Why a weather station? Yes I know I could simply look outside but that wouldn’t tell me the actual temperature, how windy it really is, how much its rained or what the pressure is.
Whats in the box?
A rebranded Ambient WS-1050 weather station, which is handy to know as their instruction manual is much better! The kit comprises of
- Indoor Base unit.
- External temperature sensor, pressure gauge & battery box.
- External rain gauge.
- External Wind speed sensor.
- Mounting poles, arms, brackets, screws, nuts, bolts and cable ties.
- Instruction manual. ws1050
Plastic, lots and lots of plastic and 2 very thin metal poles. The parts feel like they want to break and need gentle handling, but they are meant for outdoor use so should be designed for all types of weather.
The base unit, also plastic but it looks well laid out with a main display screen and only 5 buttons. (Reset is on the back). I would never have paid the full price of £59.99 for this but £24.99 was OK.
Install & Use.
As I said, it feels cheap so I was expecting the worst when installing – shockingly it bolted together easily and was setup in around 20 minutes – the only thing I didn’t like was the lack of proper cable management and the excess of cable if you install how they recommend. Cable ties are your friends!
The base unit is pretty easy to setup and pair (took a few seconds to pair to the external sensor) but the included manual isn’t overly helpful on the finer settings, yes it tells you how to set them but doesn’t explain what they do or what they mean (example is absolute pressure vs relative pressure and its locality offset). The Ambient manual is much better for this.
Oddly the base unit has a back light, I say oddly because its only on when you press a button and then only briefly – to be honest its a bit pointless because if you can’t see the screen you won’t see what button you are pressing! It would however be a nice feature if the base station could be mains powered.

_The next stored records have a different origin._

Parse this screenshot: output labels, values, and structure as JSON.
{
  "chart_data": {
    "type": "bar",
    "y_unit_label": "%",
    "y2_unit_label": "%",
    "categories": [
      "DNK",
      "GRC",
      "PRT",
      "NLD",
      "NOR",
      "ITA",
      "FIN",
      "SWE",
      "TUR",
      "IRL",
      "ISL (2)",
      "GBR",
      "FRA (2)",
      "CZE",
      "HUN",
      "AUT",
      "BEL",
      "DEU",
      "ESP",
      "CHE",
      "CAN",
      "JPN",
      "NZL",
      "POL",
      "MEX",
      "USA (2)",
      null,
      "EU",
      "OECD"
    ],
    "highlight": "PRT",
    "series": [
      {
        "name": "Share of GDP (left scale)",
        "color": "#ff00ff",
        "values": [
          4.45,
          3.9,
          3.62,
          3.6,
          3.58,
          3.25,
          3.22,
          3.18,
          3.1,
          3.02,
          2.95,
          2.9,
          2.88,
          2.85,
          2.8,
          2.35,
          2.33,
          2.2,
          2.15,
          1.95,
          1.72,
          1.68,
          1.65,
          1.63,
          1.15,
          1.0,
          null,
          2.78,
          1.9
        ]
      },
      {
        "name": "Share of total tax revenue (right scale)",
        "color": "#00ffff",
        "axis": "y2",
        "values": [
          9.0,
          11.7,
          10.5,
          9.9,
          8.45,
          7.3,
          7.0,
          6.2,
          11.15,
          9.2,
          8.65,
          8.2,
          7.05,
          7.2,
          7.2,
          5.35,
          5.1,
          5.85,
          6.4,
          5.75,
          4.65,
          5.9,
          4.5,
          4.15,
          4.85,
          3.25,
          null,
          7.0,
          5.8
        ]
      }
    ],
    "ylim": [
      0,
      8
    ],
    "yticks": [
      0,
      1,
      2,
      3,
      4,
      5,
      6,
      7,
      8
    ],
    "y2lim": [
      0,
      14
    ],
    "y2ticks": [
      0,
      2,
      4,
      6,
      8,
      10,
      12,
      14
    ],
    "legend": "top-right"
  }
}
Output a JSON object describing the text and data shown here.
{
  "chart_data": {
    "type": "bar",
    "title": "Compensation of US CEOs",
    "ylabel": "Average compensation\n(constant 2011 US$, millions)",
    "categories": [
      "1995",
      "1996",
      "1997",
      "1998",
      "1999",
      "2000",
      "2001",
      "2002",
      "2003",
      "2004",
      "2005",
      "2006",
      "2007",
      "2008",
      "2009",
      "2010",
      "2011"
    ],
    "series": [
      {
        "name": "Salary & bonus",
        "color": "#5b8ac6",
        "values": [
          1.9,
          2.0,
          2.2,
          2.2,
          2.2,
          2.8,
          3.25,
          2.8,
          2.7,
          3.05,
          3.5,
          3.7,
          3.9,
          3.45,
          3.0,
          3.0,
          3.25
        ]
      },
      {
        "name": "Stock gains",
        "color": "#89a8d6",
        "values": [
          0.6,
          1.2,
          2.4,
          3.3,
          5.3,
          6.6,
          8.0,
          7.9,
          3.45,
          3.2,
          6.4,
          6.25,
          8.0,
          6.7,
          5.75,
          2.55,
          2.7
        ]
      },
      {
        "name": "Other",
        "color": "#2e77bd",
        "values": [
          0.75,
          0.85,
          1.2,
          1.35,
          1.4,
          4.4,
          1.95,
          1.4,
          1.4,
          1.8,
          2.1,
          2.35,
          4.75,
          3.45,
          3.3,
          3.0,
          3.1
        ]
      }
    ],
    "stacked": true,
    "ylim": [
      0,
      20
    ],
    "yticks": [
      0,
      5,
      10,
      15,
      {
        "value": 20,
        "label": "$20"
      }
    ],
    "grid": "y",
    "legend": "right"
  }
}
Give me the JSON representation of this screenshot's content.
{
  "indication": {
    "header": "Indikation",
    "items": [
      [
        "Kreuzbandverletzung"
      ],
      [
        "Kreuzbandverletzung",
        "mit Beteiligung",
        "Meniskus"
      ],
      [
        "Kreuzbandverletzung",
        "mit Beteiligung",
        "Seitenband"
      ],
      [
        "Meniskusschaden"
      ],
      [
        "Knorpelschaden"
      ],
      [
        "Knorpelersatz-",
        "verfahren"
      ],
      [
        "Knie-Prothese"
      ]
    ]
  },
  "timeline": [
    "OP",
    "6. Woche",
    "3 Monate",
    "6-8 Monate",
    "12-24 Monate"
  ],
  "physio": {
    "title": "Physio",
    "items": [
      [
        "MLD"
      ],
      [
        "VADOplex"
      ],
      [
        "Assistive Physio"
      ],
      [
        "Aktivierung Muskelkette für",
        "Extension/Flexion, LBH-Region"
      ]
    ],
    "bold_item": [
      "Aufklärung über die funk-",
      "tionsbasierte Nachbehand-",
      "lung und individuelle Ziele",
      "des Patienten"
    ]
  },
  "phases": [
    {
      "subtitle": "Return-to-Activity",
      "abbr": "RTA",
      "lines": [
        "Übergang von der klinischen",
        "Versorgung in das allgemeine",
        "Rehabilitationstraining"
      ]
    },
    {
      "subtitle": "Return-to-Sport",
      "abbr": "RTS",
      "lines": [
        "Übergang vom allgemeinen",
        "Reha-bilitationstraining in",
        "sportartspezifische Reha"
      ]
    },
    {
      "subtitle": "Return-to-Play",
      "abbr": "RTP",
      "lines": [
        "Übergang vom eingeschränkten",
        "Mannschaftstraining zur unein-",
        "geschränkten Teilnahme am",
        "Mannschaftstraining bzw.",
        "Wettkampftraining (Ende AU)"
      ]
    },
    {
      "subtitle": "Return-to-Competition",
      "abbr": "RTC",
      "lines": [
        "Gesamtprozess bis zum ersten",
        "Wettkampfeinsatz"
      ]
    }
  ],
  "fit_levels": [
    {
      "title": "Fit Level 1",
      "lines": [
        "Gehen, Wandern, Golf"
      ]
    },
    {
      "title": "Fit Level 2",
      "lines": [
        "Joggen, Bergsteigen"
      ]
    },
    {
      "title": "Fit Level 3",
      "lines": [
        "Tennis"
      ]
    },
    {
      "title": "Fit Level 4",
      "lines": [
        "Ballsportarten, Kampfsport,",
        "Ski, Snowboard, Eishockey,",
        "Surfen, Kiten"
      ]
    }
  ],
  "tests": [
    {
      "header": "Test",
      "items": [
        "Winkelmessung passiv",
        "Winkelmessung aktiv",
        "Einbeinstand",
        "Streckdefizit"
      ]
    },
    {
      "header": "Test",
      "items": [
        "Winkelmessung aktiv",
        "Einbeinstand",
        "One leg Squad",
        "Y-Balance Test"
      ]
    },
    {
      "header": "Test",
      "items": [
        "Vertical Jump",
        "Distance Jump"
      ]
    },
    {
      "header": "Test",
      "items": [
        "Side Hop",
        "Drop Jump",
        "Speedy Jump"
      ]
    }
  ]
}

So now I can see both internal and external temp, internal and external humidity, date/time, current weather and predicted weather (based on pressure changes and temp changes), pressure, pressure history, rain history (last X hours) and either average wind speed or max gust speed. There is also a history option to show minimum/maximum recorded values and, alarm storm warning and a normal alarm.
After lots of rain, frost, wind and sometimes some sun this unit is still going strong, the plastic is still plastic but hasn’t broken or fallen apart – lets see if we have another 8 months of life!
As above yes, this is my 3rd unit – the other 2 (and this one) suffer from the same major fault, the unit spec shows it will handle external temps of -40C to +65C and that the outdoor sensor has a battery life of upto 24 months. Once the external temp drops below 2C the battery life drops, so much so that a fresh set of batteries will last less than 2 weeks in the external sensor if you have a few cold nights (when I say cold I’m talking around -4C as the lowest temp). Maplin recommend alkaline batteries for use in the sensor, Ambient recommend lithium batteries when in cold climates, guess which ones work best!
For someone like me who is more curious about the weather than just looking outside but doesn’t want to spend a fortune then this unit when on offer does the job that I need, yes it would be nice for a little more info (such as wind direction and better prediction/longer range) but then you are talking quite a jump in cost.
Just remember, lithium batteries will work in the winter better than alkaline but there is a cost difference when buying them, or buy alakaline but be prepared to change them often if its cold.
Interestingly, Ambient discontinued this unit because of a few issues but Maplin still sell it as the current unit. The current Ambient version is WS-1075 which looks almost identical except the base unit is a different colour and they condensed the external sensors into a smaller footprint.
Update – 01/11/2015
The outside sensor needed new batteries so I followed the instructions and replaced said batteries……..and it went all wrong! The actual replacement was easy, but it lost connection with the base unit and the only way to resolve this was a full reset of the base unit.
Update – 15/02/2016
Well it had to happen, we have a dead sensor – apparently it’s not rained for the last 2 weeks, this is Wales, this is a lie! It looks fine and the principal of the operation is fine but its dead. Oh well!
Update – 03/08/2016
2 months ago I decided to see why the sensor wasn’t working – it appears that rain water had caused a build up of sludge which covered both the switch and the collection well hole, cleaned both of these and poured about 2 litres of water through it and its working like a treat. On the other side, I have had to change the batteries in the base unit and the sensor again 😦
Update – May 2017
Well the cheap plastic has come to the end of its life span, the weather guage has crumbled into many parts, the rain gauge is held on by luck and cable ties and the main housing is falling apart – so its just less than 3 years old and its at the end of its life, now considering the claimed battery life is meant to be 2 years, the 3 year life span is poor. On the positive side it was only £25 so thats about £8 per year plus a few sets of batteries.